Like T&T Executive, Ergon is a company that capitalizes upon a variety of Greece’s unique facets. Seeking to preserve and promote regional dishes and ingredients, Ergon began by selling its products online and has since expanded to boast a deli and a “Mezepolion” restaurant in Thessaloniki, soon to open in London as well. Ergon endeavors to promote traditional recipes within the ever-changing culinary scene, while maintaining the high-quality of Greek products. One of the most interesting aspects of the Ergon website is the feature that allows the viewer to trace the origin of Greek olive oil– to determine the origin of the olives, and then to trace oil through its testing, bottling, and packaging– by simply typing in the product’s bar code information. Another nonprofit aspect of the Ergon website is its expansive repertoire of regional recipes– recipes that are, of course, featured at the restaurant as well.

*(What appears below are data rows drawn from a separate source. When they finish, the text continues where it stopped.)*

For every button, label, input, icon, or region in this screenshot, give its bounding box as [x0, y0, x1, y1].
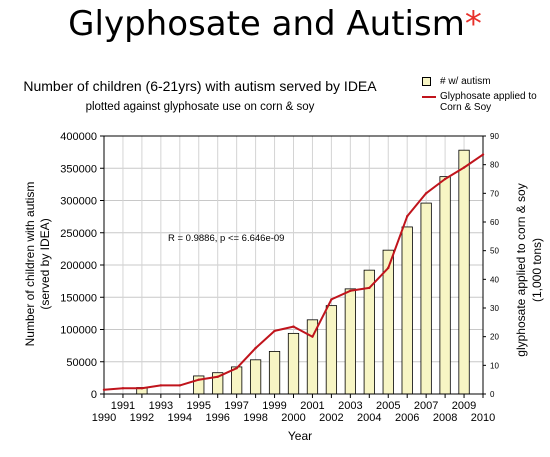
x-tick-label-upper: 1999 — [262, 400, 286, 412]
bar-2006 — [401, 226, 413, 395]
y2-tick-label: 80 — [490, 161, 499, 170]
page-title-text: Glyphosate and Autism — [68, 4, 465, 44]
x-tick-label-upper: 2009 — [452, 400, 476, 412]
title-asterisk: * — [464, 4, 482, 44]
page-title: Glyphosate and Autism* — [0, 4, 550, 44]
x-tick-label-lower: 1998 — [243, 412, 267, 424]
glyphosate-point-2005 — [387, 266, 390, 270]
legend-bar-swatch — [422, 77, 431, 86]
x-axis-ticks: 1991 1993 1995 1997 1999 2001 2003 2005 2007 2009… — [92, 394, 495, 424]
glyphosate-point-2003 — [349, 289, 352, 292]
glyphosate-line-group — [102, 153, 485, 391]
y-tick-label: 250000 — [60, 228, 97, 240]
y-axis-ticks: 0 50000 100000 150000 200000 250000 300000 3500… — [60, 131, 104, 401]
bar-2002 — [325, 305, 338, 395]
y2-tick-label: 10 — [490, 361, 499, 370]
x-tick-label-lower: 1994 — [168, 412, 192, 424]
glyphosate-point-1999 — [273, 329, 276, 333]
y2-tick-label: 90 — [490, 132, 499, 141]
y2-tick-label: 60 — [490, 218, 499, 227]
x-tick-label-lower: 1992 — [130, 412, 154, 424]
glyphosate-point-2002 — [330, 298, 333, 301]
y2-axis-label: glyphosate applied to corn & soy — [514, 183, 528, 356]
legend-label-autism: # w/ autism — [440, 76, 491, 87]
y-tick-label: 0 — [91, 389, 97, 401]
glyphosate-point-2009 — [462, 166, 466, 169]
y2-tick-label: 0 — [490, 390, 495, 399]
glyphosate-point-1996 — [216, 375, 219, 378]
glyphosate-point-1998 — [254, 346, 257, 350]
y-tick-label: 350000 — [60, 163, 97, 175]
x-tick-label-lower: 2004 — [357, 412, 381, 424]
x-axis-label: Year — [288, 429, 312, 443]
bars — [136, 149, 470, 395]
bar-1999 — [268, 351, 281, 395]
glyphosate-point-2000 — [292, 325, 295, 328]
bar-1998 — [249, 359, 262, 395]
y-tick-label: 50000 — [66, 357, 97, 369]
bar-2007 — [420, 202, 432, 395]
x-tick-label-lower: 2006 — [395, 412, 419, 424]
chart-subtitle: plotted against glyphosate use on corn &… — [85, 101, 315, 113]
y2-tick-label: 40 — [490, 275, 499, 284]
bar-2009 — [458, 149, 470, 395]
x-tick-label-upper: 2003 — [338, 400, 362, 412]
glyphosate-point-1991 — [121, 387, 125, 390]
correlation-annotation: R = 0.9886, p <= 6.646e-09 — [168, 233, 284, 244]
bar-2000 — [287, 332, 300, 395]
glyphosate-point-2001 — [311, 335, 314, 338]
y-tick-label: 300000 — [60, 196, 97, 208]
glyphosate-point-2008 — [443, 177, 447, 181]
glyphosate-point-2007 — [424, 192, 428, 195]
glyphosate-point-1992 — [140, 387, 144, 390]
x-tick-label-lower: 2000 — [281, 412, 305, 424]
y-axis-label-line2: (served by IDEA) — [38, 218, 52, 309]
legend-line-swatch — [422, 96, 436, 98]
legend-label-glyphosate: Glyphosate applied to Corn & Soy — [440, 91, 537, 113]
glyphosate-point-2004 — [368, 286, 371, 290]
y-tick-label: 200000 — [60, 260, 97, 272]
y-tick-label: 100000 — [60, 325, 97, 337]
x-tick-label-upper: 1993 — [149, 400, 173, 412]
x-tick-label-lower: 1996 — [205, 412, 229, 424]
y-tick-label: 400000 — [60, 131, 97, 143]
x-tick-label-lower: 2010 — [471, 412, 495, 424]
y2-tick-label: 20 — [490, 333, 499, 342]
y2-axis-label-line2: (1,000 tons) — [530, 238, 544, 302]
glyphosate-point-1994 — [178, 384, 181, 387]
x-tick-label-upper: 2001 — [300, 400, 324, 412]
glyphosate-point-1995 — [197, 378, 200, 381]
x-tick-label-upper: 1997 — [224, 400, 248, 412]
y-axis-label: Number of children with autism — [23, 182, 37, 347]
x-tick-label-lower: 2008 — [433, 412, 457, 424]
y2-tick-label: 70 — [490, 189, 499, 198]
bar-1997 — [231, 366, 243, 395]
y-tick-label: 150000 — [60, 292, 97, 304]
x-tick-label-upper: 1995 — [187, 400, 211, 412]
x-tick-label-lower: 1990 — [92, 412, 116, 424]
x-tick-label-upper: 2007 — [414, 400, 438, 412]
bar-2003 — [344, 288, 356, 395]
chart-title: Number of children (6-21yrs) with autism… — [23, 78, 377, 94]
y2-axis-ticks: 0 10 20 30 40 50 60 70 80 90 — [483, 132, 499, 399]
y2-tick-label: 30 — [490, 304, 499, 313]
x-tick-label-upper: 2005 — [376, 400, 400, 412]
x-tick-label-lower: 2002 — [319, 412, 343, 424]
y2-tick-label: 50 — [490, 247, 499, 256]
glyphosate-point-1993 — [159, 384, 163, 387]
glyphosate-point-2006 — [406, 215, 409, 218]
glyphosate-point-1997 — [235, 367, 238, 370]
glyphosate-point-1990 — [102, 388, 106, 391]
bar-2008 — [439, 176, 451, 395]
x-tick-label-upper: 1991 — [111, 400, 135, 412]
glyphosate-point-2010 — [481, 153, 485, 156]
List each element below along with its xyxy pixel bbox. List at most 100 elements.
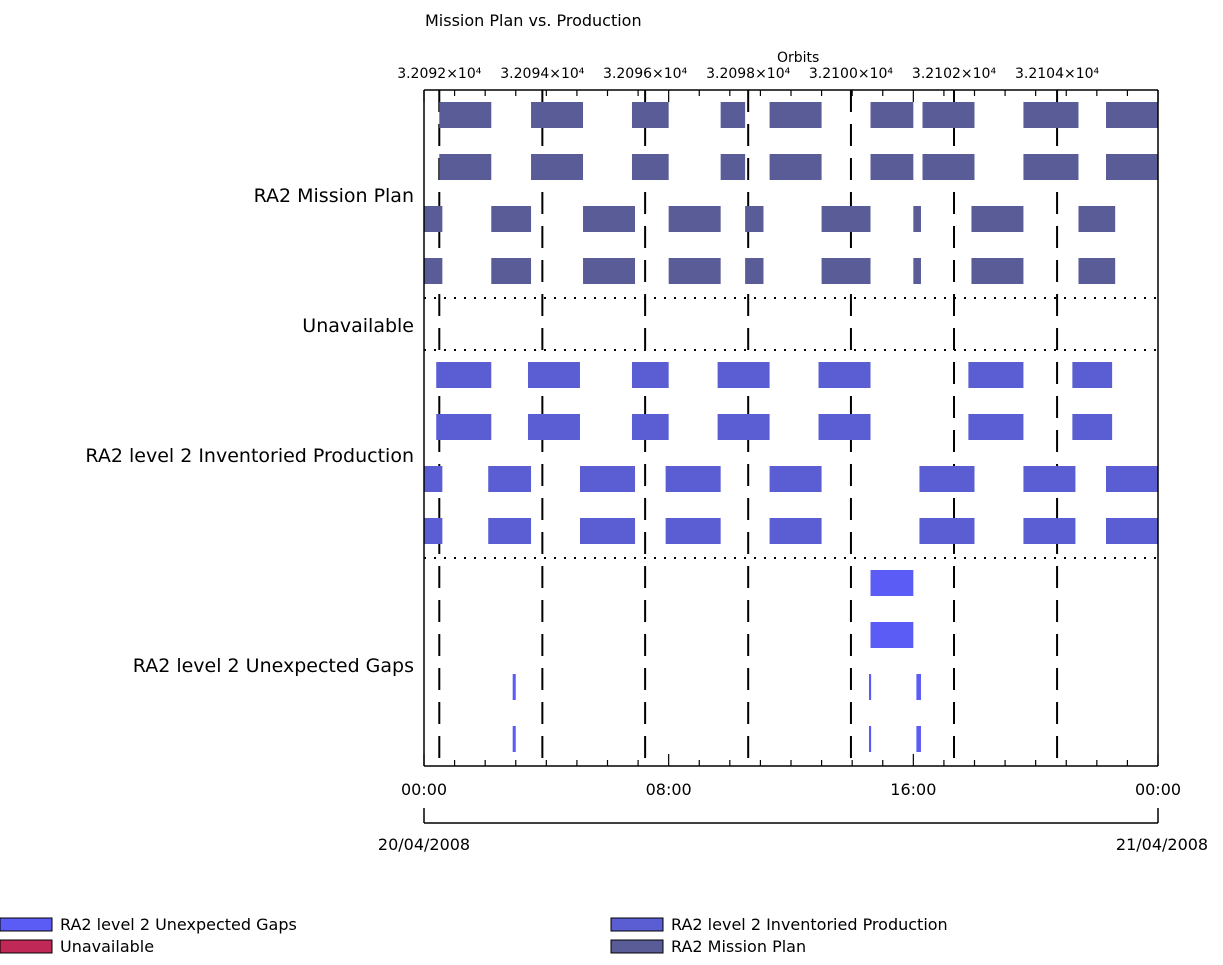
bar-row2-lane3-5: [919, 518, 975, 544]
bar-row3-lane0-0: [870, 570, 914, 596]
bar-row2-lane0-2: [631, 362, 669, 388]
row-label-1: Unavailable: [302, 315, 414, 337]
bar-row2-lane1-0: [436, 414, 492, 440]
bar-row0-lane3-4: [745, 258, 764, 284]
legend-label-2: RA2 level 2 Inventoried Production: [671, 915, 948, 934]
bar-row3-lane2-2: [916, 674, 921, 700]
bar-row0-lane2-3: [668, 206, 721, 232]
bar-row0-lane2-6: [913, 206, 921, 232]
bar-row0-lane3-0: [424, 258, 443, 284]
bar-row0-lane1-0: [439, 154, 492, 180]
bar-row2-lane1-4: [818, 414, 871, 440]
bar-row0-lane3-1: [491, 258, 532, 284]
bar-row2-lane1-2: [631, 414, 669, 440]
labels-layer: RA2 Mission Plan Unavailable RA2 level 2 I…: [85, 66, 1208, 854]
row-label-0: RA2 Mission Plan: [254, 185, 414, 207]
bar-row2-lane0-3: [717, 362, 770, 388]
bar-row0-lane2-1: [491, 206, 532, 232]
legend: RA2 level 2 Unexpected Gaps Unavailable RA…: [0, 915, 948, 956]
bar-row2-lane1-5: [968, 414, 1024, 440]
bar-row0-lane0-1: [531, 102, 584, 128]
axes-layer: [423, 89, 1159, 824]
x-tick-label-3: 00:00: [1135, 780, 1181, 799]
bar-row0-lane2-8: [1078, 206, 1116, 232]
x-tick-label-1: 08:00: [646, 780, 692, 799]
bar-row2-lane2-5: [919, 466, 975, 492]
bar-row0-lane0-5: [870, 102, 914, 128]
bar-row0-lane0-4: [769, 102, 822, 128]
top-axis-tick-label-0: 3.2092×10⁴: [397, 66, 482, 82]
row-label-3: RA2 level 2 Unexpected Gaps: [133, 655, 414, 677]
bar-row0-lane1-5: [870, 154, 914, 180]
bar-row2-lane3-2: [579, 518, 636, 544]
top-axis-tick-label-5: 3.2102×10⁴: [912, 66, 997, 82]
bar-row2-lane3-0: [424, 518, 443, 544]
x-tick-label-0: 00:00: [401, 780, 447, 799]
bar-row2-lane2-1: [488, 466, 532, 492]
date-label-0: 20/04/2008: [378, 835, 470, 854]
bar-row0-lane1-3: [720, 154, 746, 180]
bar-row2-lane3-1: [488, 518, 532, 544]
bar-row2-lane0-1: [527, 362, 580, 388]
bar-row2-lane0-6: [1072, 362, 1113, 388]
bar-row3-lane1-0: [870, 622, 914, 648]
legend-label-3: RA2 Mission Plan: [671, 937, 806, 956]
top-axis-label: Orbits: [777, 50, 819, 66]
bar-row0-lane1-4: [769, 154, 822, 180]
bar-row2-lane0-4: [818, 362, 871, 388]
legend-swatch-3: [610, 939, 664, 954]
bar-row3-lane2-0: [512, 674, 516, 700]
bar-row3-lane3-2: [916, 726, 921, 752]
bar-row0-lane2-2: [583, 206, 636, 232]
bar-row0-lane3-6: [913, 258, 921, 284]
bar-row2-lane2-4: [769, 466, 822, 492]
bar-row2-lane3-7: [1106, 518, 1158, 544]
legend-label-0: RA2 level 2 Unexpected Gaps: [60, 915, 297, 934]
chart-title: Mission Plan vs. Production: [425, 11, 642, 30]
bar-row0-lane0-6: [922, 102, 975, 128]
bar-row0-lane0-8: [1106, 102, 1158, 128]
bar-row0-lane2-4: [745, 206, 764, 232]
x-tick-label-2: 16:00: [890, 780, 936, 799]
bar-row3-lane2-1: [868, 674, 872, 700]
bar-row0-lane2-5: [821, 206, 871, 232]
bar-row2-lane2-2: [579, 466, 636, 492]
bar-row2-lane2-7: [1106, 466, 1158, 492]
bar-row0-lane0-0: [439, 102, 492, 128]
bar-row0-lane3-3: [668, 258, 721, 284]
bar-row0-lane0-3: [720, 102, 746, 128]
top-axis-tick-label-4: 3.2100×10⁴: [809, 66, 894, 82]
bar-row2-lane2-0: [424, 466, 443, 492]
date-label-1: 21/04/2008: [1116, 835, 1208, 854]
bar-row3-lane3-1: [868, 726, 872, 752]
bar-row0-lane3-5: [821, 258, 871, 284]
bar-row0-lane1-7: [1023, 154, 1079, 180]
bar-row2-lane2-3: [665, 466, 721, 492]
bar-row0-lane3-8: [1078, 258, 1116, 284]
bar-row0-lane0-2: [631, 102, 669, 128]
legend-swatch-1: [0, 939, 53, 954]
bar-row3-lane3-0: [512, 726, 516, 752]
bar-row0-lane0-7: [1023, 102, 1079, 128]
legend-label-1: Unavailable: [60, 937, 154, 956]
bar-row0-lane2-7: [971, 206, 1024, 232]
top-axis-tick-label-2: 3.2096×10⁴: [603, 66, 688, 82]
bar-row2-lane0-0: [436, 362, 492, 388]
row-label-2: RA2 level 2 Inventoried Production: [85, 445, 414, 467]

The company seeks to preserve Greece’s finest flavors, ingredients, and regional recipes through a modern approach, namely singling them out and then making them available online. One of Ergon’s most notable products is “Melissas Ergon,” a honey made from a combination of Greece’s best honeys: blends from the pinewoods of Thassos, the flower fields of Macedonia, and the thyme slopes of the islands. The site also promotes nonperishable spreads and mezedes, or “appetizers,” made with seafood from the Aegean, according to traditional island recipes. Particular crowd pleasers include the salmon spread, the cod roe spread, the garlic cod spread, and the tuna from Alonissos that’s preserved in olive oil. Of course, this particular olive oil (from Chania, Crete) is yet another one of the products that Ergon isolates and promotes, deeming it to be amongst the finest varieties that Greece has to offer. The site, deli, and restaurant also feature a wide range of other delicacies, like mushrooms, roasted peppers, roasted eggplant, legumes, and different rices, to name a few. Each one of these products has been hand-picked from the small independent farms all around Greece.
Ergon’s success story was RepowerGreece’s most recent addition but will certainly not be its last. As we continue to search out inspiring stories, we continue to be amazed by what we find. Though Greece is wading through merciless austerity and humiliating media coverage, she is still keeping her head proudly above the water. Stories of honest, innovative, and hard-working Greeks abound. The country is battling an upstream current, but she knows where she is going. She stands at a crucial crossroads, but she will not collapse. Buttressed by a history of perseverance, she knows her way. Her people are resilient and strong, especially with the diaspora community standing fixedly by her side. Though her blue skies have grown dark and her seas surge violently, we know that her next magnificent sunrise cannot be far away.